A Little Full in the Head
I commend to you the “Theological Refining” post by Devin Hudson. Rarely do I find something that both refreshes and challenges me without sounding arrogant. I began to really pay attention after the following:
I get annoyed when I spend very much time with people who feel like they have it all figured out theologically (usually they are first year seminary students who have read a little Piper and suddenly are experts on the doctrines of grace). Perhaps it has to do with the fact that the more I have learned the more I have realized how much more I need to learn. And the more I affirm the sovereignty of God the more I realize how little my mind can grasp its magnitude. And perhaps it also has to do with the fact that the more I learn the more I realize that following Christ is more about day-to-day living and not so much about how many theology books I have read.
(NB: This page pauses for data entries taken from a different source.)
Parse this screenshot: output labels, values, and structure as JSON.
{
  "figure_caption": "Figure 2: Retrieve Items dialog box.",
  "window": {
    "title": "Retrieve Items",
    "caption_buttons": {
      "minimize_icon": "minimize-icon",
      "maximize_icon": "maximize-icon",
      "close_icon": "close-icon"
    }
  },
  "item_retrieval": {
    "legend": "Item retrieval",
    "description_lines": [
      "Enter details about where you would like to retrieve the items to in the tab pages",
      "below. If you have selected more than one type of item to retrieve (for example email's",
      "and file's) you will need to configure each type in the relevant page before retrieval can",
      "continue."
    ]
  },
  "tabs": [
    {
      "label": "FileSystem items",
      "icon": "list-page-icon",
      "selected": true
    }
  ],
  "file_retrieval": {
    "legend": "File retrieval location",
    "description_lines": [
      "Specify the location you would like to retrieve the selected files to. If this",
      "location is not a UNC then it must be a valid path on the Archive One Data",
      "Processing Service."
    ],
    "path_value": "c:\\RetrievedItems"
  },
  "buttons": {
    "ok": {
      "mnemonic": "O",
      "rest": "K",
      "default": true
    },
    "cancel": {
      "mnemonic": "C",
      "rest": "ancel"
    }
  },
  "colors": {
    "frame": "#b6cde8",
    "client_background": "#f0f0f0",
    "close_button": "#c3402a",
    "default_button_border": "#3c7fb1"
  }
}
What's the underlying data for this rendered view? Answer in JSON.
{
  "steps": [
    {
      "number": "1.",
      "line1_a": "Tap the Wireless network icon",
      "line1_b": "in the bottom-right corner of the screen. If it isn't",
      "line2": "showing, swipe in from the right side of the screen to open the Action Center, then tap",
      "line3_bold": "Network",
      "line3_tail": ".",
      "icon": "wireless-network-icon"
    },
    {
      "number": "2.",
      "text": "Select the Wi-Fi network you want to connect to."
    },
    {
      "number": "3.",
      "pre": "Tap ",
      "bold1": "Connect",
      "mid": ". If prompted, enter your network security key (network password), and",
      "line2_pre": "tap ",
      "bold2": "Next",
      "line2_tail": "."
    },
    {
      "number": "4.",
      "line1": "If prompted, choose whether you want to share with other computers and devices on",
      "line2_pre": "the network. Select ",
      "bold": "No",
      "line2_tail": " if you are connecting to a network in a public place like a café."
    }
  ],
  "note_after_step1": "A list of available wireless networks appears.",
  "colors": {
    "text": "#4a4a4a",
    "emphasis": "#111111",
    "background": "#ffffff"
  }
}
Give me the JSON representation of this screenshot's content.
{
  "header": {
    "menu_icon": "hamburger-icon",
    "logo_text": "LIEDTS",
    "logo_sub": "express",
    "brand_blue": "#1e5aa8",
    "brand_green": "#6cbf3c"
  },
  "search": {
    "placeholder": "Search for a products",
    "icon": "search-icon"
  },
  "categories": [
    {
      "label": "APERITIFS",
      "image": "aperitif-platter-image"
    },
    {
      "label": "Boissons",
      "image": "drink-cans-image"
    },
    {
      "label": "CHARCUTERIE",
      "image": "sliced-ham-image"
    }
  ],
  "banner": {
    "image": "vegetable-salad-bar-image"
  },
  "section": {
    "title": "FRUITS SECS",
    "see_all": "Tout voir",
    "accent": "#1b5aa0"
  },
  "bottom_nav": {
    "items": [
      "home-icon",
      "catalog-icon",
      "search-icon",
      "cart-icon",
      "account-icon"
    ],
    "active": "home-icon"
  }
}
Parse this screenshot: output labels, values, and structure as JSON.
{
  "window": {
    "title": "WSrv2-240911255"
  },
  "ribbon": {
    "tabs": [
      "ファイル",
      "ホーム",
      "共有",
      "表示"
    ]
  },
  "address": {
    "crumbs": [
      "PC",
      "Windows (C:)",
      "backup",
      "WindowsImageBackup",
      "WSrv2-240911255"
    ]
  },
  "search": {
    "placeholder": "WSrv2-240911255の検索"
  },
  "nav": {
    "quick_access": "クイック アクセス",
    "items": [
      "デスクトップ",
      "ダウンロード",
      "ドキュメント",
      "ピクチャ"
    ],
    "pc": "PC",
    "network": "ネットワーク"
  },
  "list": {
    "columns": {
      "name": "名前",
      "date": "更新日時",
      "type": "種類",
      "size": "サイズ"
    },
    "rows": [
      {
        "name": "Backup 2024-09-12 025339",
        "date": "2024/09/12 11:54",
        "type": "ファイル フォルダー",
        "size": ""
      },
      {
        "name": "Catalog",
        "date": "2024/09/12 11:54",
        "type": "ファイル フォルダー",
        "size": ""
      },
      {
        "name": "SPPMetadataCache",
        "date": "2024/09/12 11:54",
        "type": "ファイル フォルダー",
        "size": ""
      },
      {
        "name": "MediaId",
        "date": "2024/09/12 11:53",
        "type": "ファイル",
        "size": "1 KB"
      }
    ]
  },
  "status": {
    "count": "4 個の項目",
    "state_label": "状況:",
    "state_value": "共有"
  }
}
As a young seminarian who knew nothing, I was not annoyed by the know-it-all crowd. I was intimidated. They made me feel inferior and inadequate to the task of ministry and theological education. I did not know enough to know that they could not possibly know
what they claimed to know with such confidence. They were a barrier, not a help, to my growth as a disciple and a minister.
Thank all the heavens that I was preserved through the dark times of loneliness and shame. Praise the Lord that I eventually learned what I needed to learn to understand what God was doing with my life. I received a first-rate head-knowledge education at The Southern Baptist Theological Seminary. But I also was blessed to receive insight regarding evaluation, discernment, and generous debate as characterized by men such as Tom Schreiner, Russ Moore, and Bruce Ware. Moreover, I was blessed to belong to a congregation of those who modeled the ministry truth that “the people don’t care how much you know until they know how much you care.”
Ministry, and no less discipleship, is a lifelong lifestyle of a life transformed by the Savior. Grace and truthful love - not just love of the truth of grace - should be the hallmark of the people of God. May we, in our humility, show the world our greatness in Jesus Christ the Lord.